Good ways to model things that use 'on-demand' evaluation?

I have a data structure like this:

data DBM = DBM {
    evaluated :: Bool,
    arr :: Array (Int, Int) Constraint
}

evaluate :: DBM -> DBM
evaluate (DBM n _ mat) = DBM n True (... mat)

And, there are a bunch of functions like this (which require the evaluated form):

subsetDBM :: DBM -> DBM -> Bool
subsetDBM dbm1 dbm2
    | evaluated dbm1 && evaluated dbm2 = ...
    | otherwise = subsetDBM (evaluate dbm1) (evaluate dbm2)

And a bunch of functions like this (which modify the data structure, leaving it unevaluated):

constrain :: Int -> Int -> Constraint -> DBM -> DBM
constrain i j constr dbm = dbm { arr = ..., evaluated = False }

Some notes about the evaluation function:

  • Given some x, x and evaluate x contain the same information. So, there is no reason to keep x around if evaluate x is already computed.
  • Evaluation is idempotent. evaluate x = evaluate (evaluate x)
  • Running evaluate is expensive. Thus, it is better to call evaluate lazily (e.g, not call evaluate everytime constrain is called.

The above features can be taken advantage of in a very clean way in a stateful environment, for example, by maintaining some state which replaces the original value of x in place evaluate x is computed. See this Rust Implementation, for example

What are some good ways to model this in Haskell?

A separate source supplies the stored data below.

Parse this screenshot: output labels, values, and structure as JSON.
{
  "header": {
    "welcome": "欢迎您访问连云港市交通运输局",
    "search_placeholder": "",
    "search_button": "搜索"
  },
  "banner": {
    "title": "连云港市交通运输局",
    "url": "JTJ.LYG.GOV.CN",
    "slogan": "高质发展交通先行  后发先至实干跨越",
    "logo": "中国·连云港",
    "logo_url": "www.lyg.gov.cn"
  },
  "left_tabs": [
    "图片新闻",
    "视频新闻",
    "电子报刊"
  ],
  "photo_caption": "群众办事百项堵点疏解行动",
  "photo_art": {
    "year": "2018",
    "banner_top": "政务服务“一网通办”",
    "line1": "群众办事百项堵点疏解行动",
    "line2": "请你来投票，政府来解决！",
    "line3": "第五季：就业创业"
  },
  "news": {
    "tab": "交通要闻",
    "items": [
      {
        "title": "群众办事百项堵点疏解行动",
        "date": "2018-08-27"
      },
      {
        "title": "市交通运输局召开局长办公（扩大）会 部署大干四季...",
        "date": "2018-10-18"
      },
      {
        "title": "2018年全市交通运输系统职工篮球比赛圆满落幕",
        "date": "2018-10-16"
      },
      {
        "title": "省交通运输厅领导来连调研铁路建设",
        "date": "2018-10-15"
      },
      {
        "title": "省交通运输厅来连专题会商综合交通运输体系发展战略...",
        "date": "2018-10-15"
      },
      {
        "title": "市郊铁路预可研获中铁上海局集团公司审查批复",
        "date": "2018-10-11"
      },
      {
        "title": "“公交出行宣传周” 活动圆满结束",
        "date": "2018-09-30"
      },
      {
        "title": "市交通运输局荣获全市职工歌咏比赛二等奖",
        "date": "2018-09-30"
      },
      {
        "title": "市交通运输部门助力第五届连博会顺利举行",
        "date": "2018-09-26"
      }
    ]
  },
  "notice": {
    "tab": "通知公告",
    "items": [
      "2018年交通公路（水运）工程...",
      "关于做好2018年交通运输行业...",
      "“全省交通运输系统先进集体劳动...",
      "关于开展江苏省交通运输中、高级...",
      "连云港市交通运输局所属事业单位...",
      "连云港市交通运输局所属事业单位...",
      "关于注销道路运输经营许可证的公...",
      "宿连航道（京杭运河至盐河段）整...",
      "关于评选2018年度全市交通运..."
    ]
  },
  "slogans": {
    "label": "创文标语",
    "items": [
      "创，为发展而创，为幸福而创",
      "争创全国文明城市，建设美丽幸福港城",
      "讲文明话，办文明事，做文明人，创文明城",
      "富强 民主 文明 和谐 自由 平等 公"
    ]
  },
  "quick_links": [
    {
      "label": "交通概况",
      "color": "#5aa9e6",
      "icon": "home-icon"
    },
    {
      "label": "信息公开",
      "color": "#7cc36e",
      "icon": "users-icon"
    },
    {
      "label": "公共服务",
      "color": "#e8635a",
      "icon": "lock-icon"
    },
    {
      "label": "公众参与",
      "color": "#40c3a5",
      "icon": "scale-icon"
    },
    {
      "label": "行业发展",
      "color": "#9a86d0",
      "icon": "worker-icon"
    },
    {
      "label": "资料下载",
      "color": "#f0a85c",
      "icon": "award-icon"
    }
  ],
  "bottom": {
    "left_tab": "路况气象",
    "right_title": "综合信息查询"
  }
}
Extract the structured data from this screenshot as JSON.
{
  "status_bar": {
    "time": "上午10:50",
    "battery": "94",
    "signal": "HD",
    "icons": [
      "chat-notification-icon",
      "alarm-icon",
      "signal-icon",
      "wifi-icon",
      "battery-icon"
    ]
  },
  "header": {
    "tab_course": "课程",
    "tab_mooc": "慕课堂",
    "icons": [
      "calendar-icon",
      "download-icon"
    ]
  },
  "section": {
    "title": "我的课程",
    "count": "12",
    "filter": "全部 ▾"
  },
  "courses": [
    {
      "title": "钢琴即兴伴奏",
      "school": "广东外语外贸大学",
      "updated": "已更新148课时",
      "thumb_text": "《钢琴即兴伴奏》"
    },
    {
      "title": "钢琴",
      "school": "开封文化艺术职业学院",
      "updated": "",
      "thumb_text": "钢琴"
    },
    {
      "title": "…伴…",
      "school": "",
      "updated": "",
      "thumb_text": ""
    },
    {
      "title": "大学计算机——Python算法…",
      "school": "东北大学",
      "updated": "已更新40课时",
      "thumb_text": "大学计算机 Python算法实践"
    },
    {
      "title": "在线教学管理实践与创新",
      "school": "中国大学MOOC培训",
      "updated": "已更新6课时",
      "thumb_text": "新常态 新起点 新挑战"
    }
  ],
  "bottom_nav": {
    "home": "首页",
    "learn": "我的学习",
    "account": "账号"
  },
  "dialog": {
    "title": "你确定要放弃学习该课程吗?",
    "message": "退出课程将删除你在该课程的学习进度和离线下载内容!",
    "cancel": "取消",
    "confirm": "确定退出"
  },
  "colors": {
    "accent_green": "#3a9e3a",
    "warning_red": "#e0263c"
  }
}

  • Option A: Use a flag, like above: data DBM = DBM {evaluated :: Bool, ...}
  • Option B: Use different types: EvaluatedDBM, UnEvaluatedDBM
  • Option C: ???

Do you ever call the constrain-like functions on the evaluated form? If not, you can probably go with something like

data DBM = DBM
  { evaluated :: Array (Int, Int) Constraint
  , unevaluated :: Array (Int, Int) Constraint
  }

evaluate :: Array (Int, Int) Constraint -> Array (Int, Int) Constraint
evaluate = ...

makeDBM :: Array (Int, Int) Constraint -> DBM
makeDBM x = DBM (evaluate x) x

subsetDBM :: DBM -> DBM -> Bool
subsetDBM DBM{evaluated = x} DBM{evaluated = y} = ...

constrain :: Int -> Int -> Constraint -> DBM -> DBM
constrain i j constr DBM{unevaluated = x} = makeDBM constrained
  where
    constrained = ...

Yes, I definitely have constrain i j constr dbm where evaluated dbm == True.